Edmund, empapado en sudor, dijo que debía regresar a la oficina. Sir William insistió en pagar y fuera del restaurante le dijo:

—No tienes ni idea de lo que disfruté con eso. Claro que tengo la tele por las noches, por supuesto, pero me gusta un poco de conversación de vez en cuando. En todo caso, sigue mi consejo, hijo. Una cana al aire nunca le hizo daño a nadie. Solo hace que el amor de verdad, cuando lo encuentras, sea mejor.

Edmund le recordó a Anne, a quien, resultó, sir William había olvidado por completo.

—¡Dios mío! Pero si fui a vuestra boda. Te voy a decir algo: me estoy haciendo viejo. Mejor que Irene no esté aquí, habría empezado a aburrirla hasta la muerte.

Entonces insistió en comprar un gran ramo de claveles para que Edmund se los llevara a Anne con sus saludos, por lo que Edmund tuvo que abrirse paso hacia Paddington como pudo en plena hora punta con aquel triste puñado de flores.

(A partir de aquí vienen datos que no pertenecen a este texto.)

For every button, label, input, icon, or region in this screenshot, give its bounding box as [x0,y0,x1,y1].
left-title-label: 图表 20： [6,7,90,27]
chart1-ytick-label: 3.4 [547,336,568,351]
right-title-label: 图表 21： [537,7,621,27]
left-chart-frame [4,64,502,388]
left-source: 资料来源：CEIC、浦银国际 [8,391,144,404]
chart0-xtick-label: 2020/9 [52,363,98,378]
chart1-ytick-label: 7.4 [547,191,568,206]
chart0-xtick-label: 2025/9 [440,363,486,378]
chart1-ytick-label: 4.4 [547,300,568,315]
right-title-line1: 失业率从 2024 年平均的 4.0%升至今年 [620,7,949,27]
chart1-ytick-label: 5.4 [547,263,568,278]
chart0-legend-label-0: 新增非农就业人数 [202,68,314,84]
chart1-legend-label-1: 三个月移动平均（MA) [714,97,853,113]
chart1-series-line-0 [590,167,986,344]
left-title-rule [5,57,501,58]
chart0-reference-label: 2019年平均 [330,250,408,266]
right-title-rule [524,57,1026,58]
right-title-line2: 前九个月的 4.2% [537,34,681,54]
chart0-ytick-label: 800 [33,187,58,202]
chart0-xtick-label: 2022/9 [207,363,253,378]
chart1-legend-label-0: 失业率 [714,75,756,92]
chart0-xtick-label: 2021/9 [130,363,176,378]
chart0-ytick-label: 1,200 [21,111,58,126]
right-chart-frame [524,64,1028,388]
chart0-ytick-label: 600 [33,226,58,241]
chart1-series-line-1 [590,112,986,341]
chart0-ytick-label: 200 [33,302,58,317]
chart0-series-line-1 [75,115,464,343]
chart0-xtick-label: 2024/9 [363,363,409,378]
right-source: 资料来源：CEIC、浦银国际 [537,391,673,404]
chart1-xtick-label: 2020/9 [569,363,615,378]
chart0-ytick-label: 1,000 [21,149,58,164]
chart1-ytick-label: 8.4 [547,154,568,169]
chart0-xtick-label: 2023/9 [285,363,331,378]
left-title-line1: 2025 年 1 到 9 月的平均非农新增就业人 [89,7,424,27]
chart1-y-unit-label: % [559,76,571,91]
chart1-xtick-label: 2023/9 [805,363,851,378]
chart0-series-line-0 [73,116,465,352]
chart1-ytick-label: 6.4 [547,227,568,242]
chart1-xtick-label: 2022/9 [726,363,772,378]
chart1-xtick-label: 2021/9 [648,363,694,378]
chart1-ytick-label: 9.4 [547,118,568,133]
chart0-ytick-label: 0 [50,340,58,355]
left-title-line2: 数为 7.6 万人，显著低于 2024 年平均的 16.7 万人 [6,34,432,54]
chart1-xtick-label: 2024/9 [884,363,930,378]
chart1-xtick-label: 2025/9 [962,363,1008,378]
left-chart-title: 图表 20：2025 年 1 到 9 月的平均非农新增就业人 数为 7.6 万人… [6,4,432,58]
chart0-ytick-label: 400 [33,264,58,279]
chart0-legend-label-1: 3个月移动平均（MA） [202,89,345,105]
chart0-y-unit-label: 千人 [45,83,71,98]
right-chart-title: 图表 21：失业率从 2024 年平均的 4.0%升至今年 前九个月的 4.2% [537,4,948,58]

—No reparamos lámparas, señora, lo siento. No, nunca lo hemos hecho.

—Bueno, ¿podría recomendarme a alguien que lo haga?

—Es difícil de decir, señora. No nos gusta recomendar a nadie. Lo que creo que habría que pensar, más bien, es si merece la pena. Hoy en día la gente arregla este tipo de cosas por su cuenta o se compran una nueva.

El vendedor miró esperanzado las filas de pequeñas y feas lámparas de noche —o así le parecieron a ella— dispuestas en su tienda. Su rostro sudoroso —pensó Anne— era la pura expresión de la ineficiencia. Todas las luces encendidas en la tienda parecían hacer que aquel lugar fuera más caluroso que cualquier otro.

—Bien, gracias —dijo ella mientras pensaba que no había nada que agradecer.

—Gracias a usted, señora.

—¿No quieres un poco?

—¿Un poco de qué?

—De picadillo de carne.

—¿Tienes un cigarrillo?

—¡Por supuesto que no!

—¿Qué demonios quieres decir con eso?

—Quiero decir que tuve que pagar el recibo de la electricidad, comprar comida, y no sabía cuánto tenía que durar el dinero. Ni se me pasó por la cabeza comprar pitillos.

—Por Dios.

Ella lo miró dispuesta a no preguntar el motivo de esa expresión y sintiéndose tan mal que quería gritar.

—Me pregunto por qué siempre consigues arreglártelas para decir aquello que me hará sentir peor.

Silencio.

—Sabes a lo que me refiero, ¿verdad?

—¿Sobre qué?

—Sobre el hecho de que el dinero siempre quede fuera de esta especie de lío. Por no hablar de esos dos mocosos lloriqueando en el piso de arriba, a los que, por cierto, nunca quise tener en absoluto, y a que me hayas obligado a arruinarme la vida prolongando una situación de la que no sacamos ningún jodido beneficio. ¿Qué pasa con mi arte? ¿Y con mi carrera? ¿Qué demonios piensas que va a pasar si tengo que coger cualquier trabajo que la radio o la televisión se molesten en ofrecerme?